Tentando pensar com a “cabeça de uma baleia”, de repente, com um dia de vento mais forte, correnteza intensa, pode ser que elas descansem. Ou então, com a correnteza mais favorável, talvez fiquem mais dedicadas, para gastar menos energia. Já encontramos algumas bem paradinhas boiando. A gente acredita que estão dormindo — especula Eduardo.
Um ritual nada delicado foi observado por duas vezes pelo grupo de pesquisadores durante as expedições no Rio: uma fêmea “cortejada” por até seis machos.
“Essa foi outra surpresa da expedição no Rio”, disse Eduardo Camargo. “A fêmea é facilmente identificável, fica bem claro que tem um animal que vai à frente e outros vão seguindo. Atrás dela, os machos se alternam, um empurra o outro, pulam, batem com as nadadeiras e com a cauda. Tudo pela posição mais próxima da fêmea.”
O canto, que serve justamente para encantar a fêmea e afastar outros machos, não foi registrado no Rio. As melodias costumam ser ouvidas mais tarde na temporada, a partir do fim de julho. Em pouco mais de um mês, foram avistados 141 indivíduos desde Ilha Bela, em São Paulo, onde começou a expedição pelo Sudeste. No Rio, foram 69 animais. Após 40 dias de trabalho, os pesquisadores voltam para a base, na Bahia, e dão sequência ao monitoramento.
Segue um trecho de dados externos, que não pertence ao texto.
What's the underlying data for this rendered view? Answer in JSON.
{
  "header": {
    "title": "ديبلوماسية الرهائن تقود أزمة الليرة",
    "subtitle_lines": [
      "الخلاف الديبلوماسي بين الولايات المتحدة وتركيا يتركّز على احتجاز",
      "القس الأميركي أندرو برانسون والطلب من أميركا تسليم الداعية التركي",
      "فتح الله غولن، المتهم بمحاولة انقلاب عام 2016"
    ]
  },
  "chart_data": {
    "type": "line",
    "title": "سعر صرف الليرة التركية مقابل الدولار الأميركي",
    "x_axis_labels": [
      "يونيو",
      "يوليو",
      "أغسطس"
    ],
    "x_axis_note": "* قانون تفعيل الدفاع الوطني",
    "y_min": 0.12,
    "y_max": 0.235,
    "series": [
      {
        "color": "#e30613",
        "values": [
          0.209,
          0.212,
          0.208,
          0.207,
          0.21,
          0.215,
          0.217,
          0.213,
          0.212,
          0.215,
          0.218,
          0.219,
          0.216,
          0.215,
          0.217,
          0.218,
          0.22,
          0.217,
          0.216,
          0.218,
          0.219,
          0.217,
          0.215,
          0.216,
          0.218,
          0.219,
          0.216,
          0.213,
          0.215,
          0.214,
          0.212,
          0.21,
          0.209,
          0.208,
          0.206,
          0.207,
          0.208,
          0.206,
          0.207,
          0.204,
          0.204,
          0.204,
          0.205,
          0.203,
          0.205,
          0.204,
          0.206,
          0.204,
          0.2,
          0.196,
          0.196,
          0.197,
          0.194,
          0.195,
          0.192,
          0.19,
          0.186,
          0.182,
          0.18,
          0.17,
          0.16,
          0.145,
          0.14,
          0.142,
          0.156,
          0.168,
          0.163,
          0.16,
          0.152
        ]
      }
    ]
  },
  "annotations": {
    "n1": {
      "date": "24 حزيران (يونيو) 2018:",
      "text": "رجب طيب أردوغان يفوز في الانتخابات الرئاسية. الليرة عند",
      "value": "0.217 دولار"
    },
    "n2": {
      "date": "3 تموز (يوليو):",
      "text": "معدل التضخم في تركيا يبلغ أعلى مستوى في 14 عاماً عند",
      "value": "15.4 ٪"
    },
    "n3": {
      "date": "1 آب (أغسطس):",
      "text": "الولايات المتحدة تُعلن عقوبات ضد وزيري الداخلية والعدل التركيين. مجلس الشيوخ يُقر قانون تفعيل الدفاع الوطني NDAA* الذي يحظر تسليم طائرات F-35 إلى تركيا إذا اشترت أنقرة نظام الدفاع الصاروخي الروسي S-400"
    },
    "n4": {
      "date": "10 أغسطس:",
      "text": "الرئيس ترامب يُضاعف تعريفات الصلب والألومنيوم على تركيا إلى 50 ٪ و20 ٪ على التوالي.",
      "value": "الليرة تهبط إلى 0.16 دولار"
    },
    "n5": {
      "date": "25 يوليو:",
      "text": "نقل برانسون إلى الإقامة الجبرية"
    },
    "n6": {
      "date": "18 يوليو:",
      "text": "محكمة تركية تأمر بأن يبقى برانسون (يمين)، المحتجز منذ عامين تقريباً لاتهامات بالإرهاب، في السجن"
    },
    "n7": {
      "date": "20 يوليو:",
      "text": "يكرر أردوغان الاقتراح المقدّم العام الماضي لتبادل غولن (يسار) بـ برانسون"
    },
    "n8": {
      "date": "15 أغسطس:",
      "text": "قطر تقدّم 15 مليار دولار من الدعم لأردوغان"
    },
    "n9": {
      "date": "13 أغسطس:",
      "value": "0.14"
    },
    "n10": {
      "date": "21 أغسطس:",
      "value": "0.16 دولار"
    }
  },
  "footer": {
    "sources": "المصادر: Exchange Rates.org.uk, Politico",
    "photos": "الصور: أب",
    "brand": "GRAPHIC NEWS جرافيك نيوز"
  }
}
As baleias jubarte sobem pela costa até chegar ao Parque Nacional Marinho dos Abrolhos, na Bahia, onde foram avistadas as primeiras populações, na década de 1980. Muitas acabam parindo por lá, e ficam para amamentar os bebês, até que tornem-se fortes e ganhem uma boa camada de gordura para aguentar o trajeto de volta. O caminho é longo: são 4,5 mil quilômetros.
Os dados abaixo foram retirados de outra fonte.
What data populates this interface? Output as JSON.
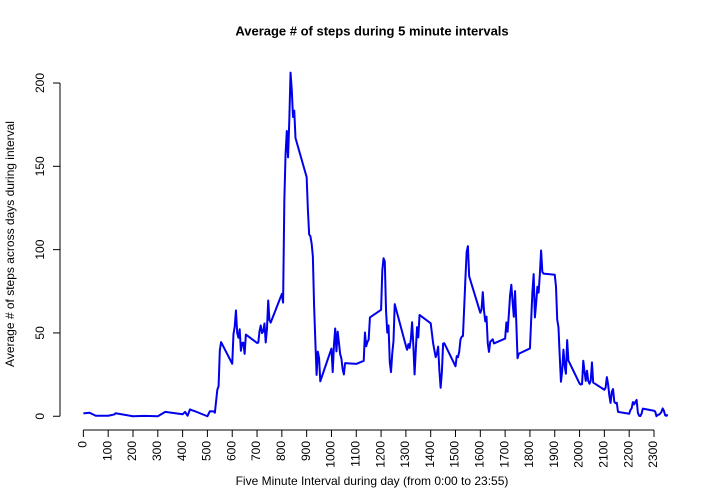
{
  "chart_data": {
    "type": "line",
    "title": "Average # of steps during 5 minute intervals",
    "x_label": "Five Minute Interval during day (from 0:00 to 23:55)",
    "y_label": "Average # of steps across days during interval",
    "color": "#0000ee",
    "x": [
      0,
      25,
      50,
      100,
      125,
      130,
      200,
      245,
      300,
      330,
      400,
      410,
      420,
      430,
      440,
      450,
      500,
      510,
      525,
      530,
      540,
      545,
      550,
      555,
      600,
      605,
      610,
      615,
      620,
      625,
      630,
      635,
      640,
      645,
      650,
      655,
      700,
      705,
      710,
      715,
      720,
      725,
      730,
      735,
      740,
      745,
      750,
      755,
      800,
      805,
      810,
      815,
      820,
      825,
      830,
      835,
      840,
      845,
      850,
      855,
      900,
      905,
      910,
      915,
      920,
      925,
      930,
      935,
      940,
      945,
      950,
      955,
      1000,
      1005,
      1010,
      1015,
      1020,
      1025,
      1030,
      1035,
      1040,
      1045,
      1050,
      1055,
      1100,
      1130,
      1135,
      1140,
      1145,
      1150,
      1155,
      1200,
      1205,
      1210,
      1215,
      1220,
      1225,
      1230,
      1235,
      1240,
      1245,
      1250,
      1255,
      1300,
      1305,
      1310,
      1315,
      1320,
      1325,
      1330,
      1335,
      1340,
      1345,
      1350,
      1355,
      1400,
      1410,
      1420,
      1425,
      1430,
      1435,
      1440,
      1445,
      1450,
      1455,
      1500,
      1505,
      1510,
      1515,
      1520,
      1525,
      1530,
      1535,
      1540,
      1545,
      1550,
      1555,
      1600,
      1605,
      1610,
      1615,
      1620,
      1625,
      1630,
      1635,
      1640,
      1645,
      1650,
      1655,
      1700,
      1705,
      1710,
      1715,
      1720,
      1725,
      1730,
      1735,
      1740,
      1745,
      1750,
      1755,
      1800,
      1805,
      1810,
      1815,
      1820,
      1825,
      1830,
      1835,
      1840,
      1845,
      1850,
      1855,
      1900,
      1905,
      1910,
      1915,
      1920,
      1925,
      1930,
      1935,
      1940,
      1945,
      1950,
      1955,
      2000,
      2005,
      2010,
      2015,
      2020,
      2025,
      2030,
      2035,
      2040,
      2045,
      2050,
      2055,
      2100,
      2105,
      2110,
      2115,
      2120,
      2125,
      2130,
      2135,
      2140,
      2145,
      2150,
      2155,
      2200,
      2205,
      2210,
      2215,
      2220,
      2225,
      2230,
      2235,
      2240,
      2245,
      2250,
      2255,
      2300,
      2305,
      2310,
      2315,
      2320,
      2325,
      2330,
      2335,
      2340,
      2345,
      2350,
      2355
    ],
    "values": [
      1.7,
      2.1,
      0.3,
      0.3,
      1.1,
      1.8,
      0,
      0.2,
      0,
      2.6,
      1.2,
      2.6,
      0.3,
      4.1,
      3.5,
      3,
      0,
      3,
      2.96,
      2.1,
      16,
      18,
      39.5,
      44.5,
      31.5,
      49.3,
      53.8,
      63.5,
      50,
      47.1,
      52.2,
      39.3,
      44,
      44.2,
      37.4,
      49,
      44,
      44.2,
      51,
      54.5,
      49.9,
      50.9,
      55.7,
      44.3,
      52.3,
      69.5,
      57.8,
      56.2,
      73.4,
      68.2,
      129.4,
      157.5,
      171.2,
      155.4,
      177.3,
      206.2,
      195.9,
      179.6,
      183.4,
      167,
      143.5,
      124,
      109.1,
      108.1,
      103.7,
      96,
      66.2,
      45.2,
      24.8,
      38.8,
      34.98,
      21,
      40.6,
      26.5,
      42.4,
      52.7,
      38.9,
      50.8,
      44.3,
      37.4,
      34.7,
      28.3,
      25.1,
      31.9,
      31.4,
      33.3,
      50.3,
      42,
      44.6,
      46,
      59.3,
      63.9,
      87.6,
      94.8,
      92.8,
      63.4,
      50.2,
      54.5,
      32.4,
      26.5,
      37.7,
      45.1,
      67.3,
      42.3,
      39.9,
      43.3,
      40.98,
      46.2,
      56.4,
      42.8,
      25.1,
      39.97,
      53.5,
      47.3,
      60.8,
      55.8,
      43.6,
      35.5,
      37.5,
      41.8,
      27.5,
      17.1,
      26.2,
      43.6,
      43.8,
      30,
      36.1,
      35.5,
      38.8,
      45.96,
      47.8,
      48.1,
      65.3,
      82.9,
      98.7,
      102.1,
      83.96,
      62.1,
      64.1,
      74.5,
      63.2,
      56.9,
      59.8,
      43.9,
      38.6,
      44.7,
      45.5,
      46.2,
      43.7,
      46.6,
      56.3,
      50.7,
      61.2,
      72.7,
      78.9,
      68.9,
      59.7,
      75.1,
      56.5,
      34.8,
      37.5,
      40.7,
      58,
      74.7,
      85.3,
      59.3,
      67.8,
      77.7,
      74.2,
      85.3,
      99.5,
      86.6,
      85.6,
      84.9,
      77.8,
      58,
      53.4,
      36.3,
      20.7,
      27.4,
      40,
      30.2,
      25.5,
      45.7,
      33.5,
      19.6,
      19,
      19.3,
      33.3,
      26.8,
      21.2,
      27.3,
      21.3,
      19.5,
      21.3,
      32.3,
      20.2,
      15.9,
      17.2,
      23.5,
      19.2,
      12.5,
      8,
      14.7,
      16.3,
      8.7,
      7.8,
      8.1,
      2.6,
      1.5,
      3.7,
      4.8,
      8.5,
      7.1,
      8.7,
      9.8,
      2.2,
      0.3,
      0.1,
      1.6,
      4.6,
      3.3,
      2.8,
      0,
      0.8,
      0.96,
      1.6,
      2.6,
      4.7,
      3.3,
      0.6,
      0.2,
      1.1
    ],
    "xlim": [
      -94.2,
      2449.2
    ],
    "ylim": [
      -8.25,
      214.4
    ],
    "xticks": [
      0,
      100,
      200,
      300,
      400,
      500,
      600,
      700,
      800,
      900,
      1000,
      1100,
      1200,
      1300,
      1400,
      1500,
      1600,
      1700,
      1800,
      1900,
      2000,
      2100,
      2200,
      2300
    ],
    "yticks": [
      0,
      50,
      100,
      150,
      200
    ]
  }
}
“Depois de quatro, cinco meses só nadando, namorando e cuidando dos filhos, elas voltam para a Antártida, onde permanecem de janeiro a maio”, conta Eduardo.
Já ao pôr do sol, após oito horas em alto-mar, a equipe não aparenta cansaço.
“Eu me sinto feliz, realizado. Quanto mais tempo estiver com elas no mar, mais a gente vai poder entender e contribuir. Essas expedições são a alma do nosso projeto”, diz o especialista.
No catamarã de 12 metros que leva a equipe, alguns símbolos contam história. É o caso de uma pequena bandeira da Petrobras: desde 1996, o projeto Baleia Jubarte recebe recursos da empresa. É o mais antigo e o alvo de maior investimento na carteira do Programa Petrobras Socioambiental que, em 2022, vai receber cerca de R$ 110 milhões.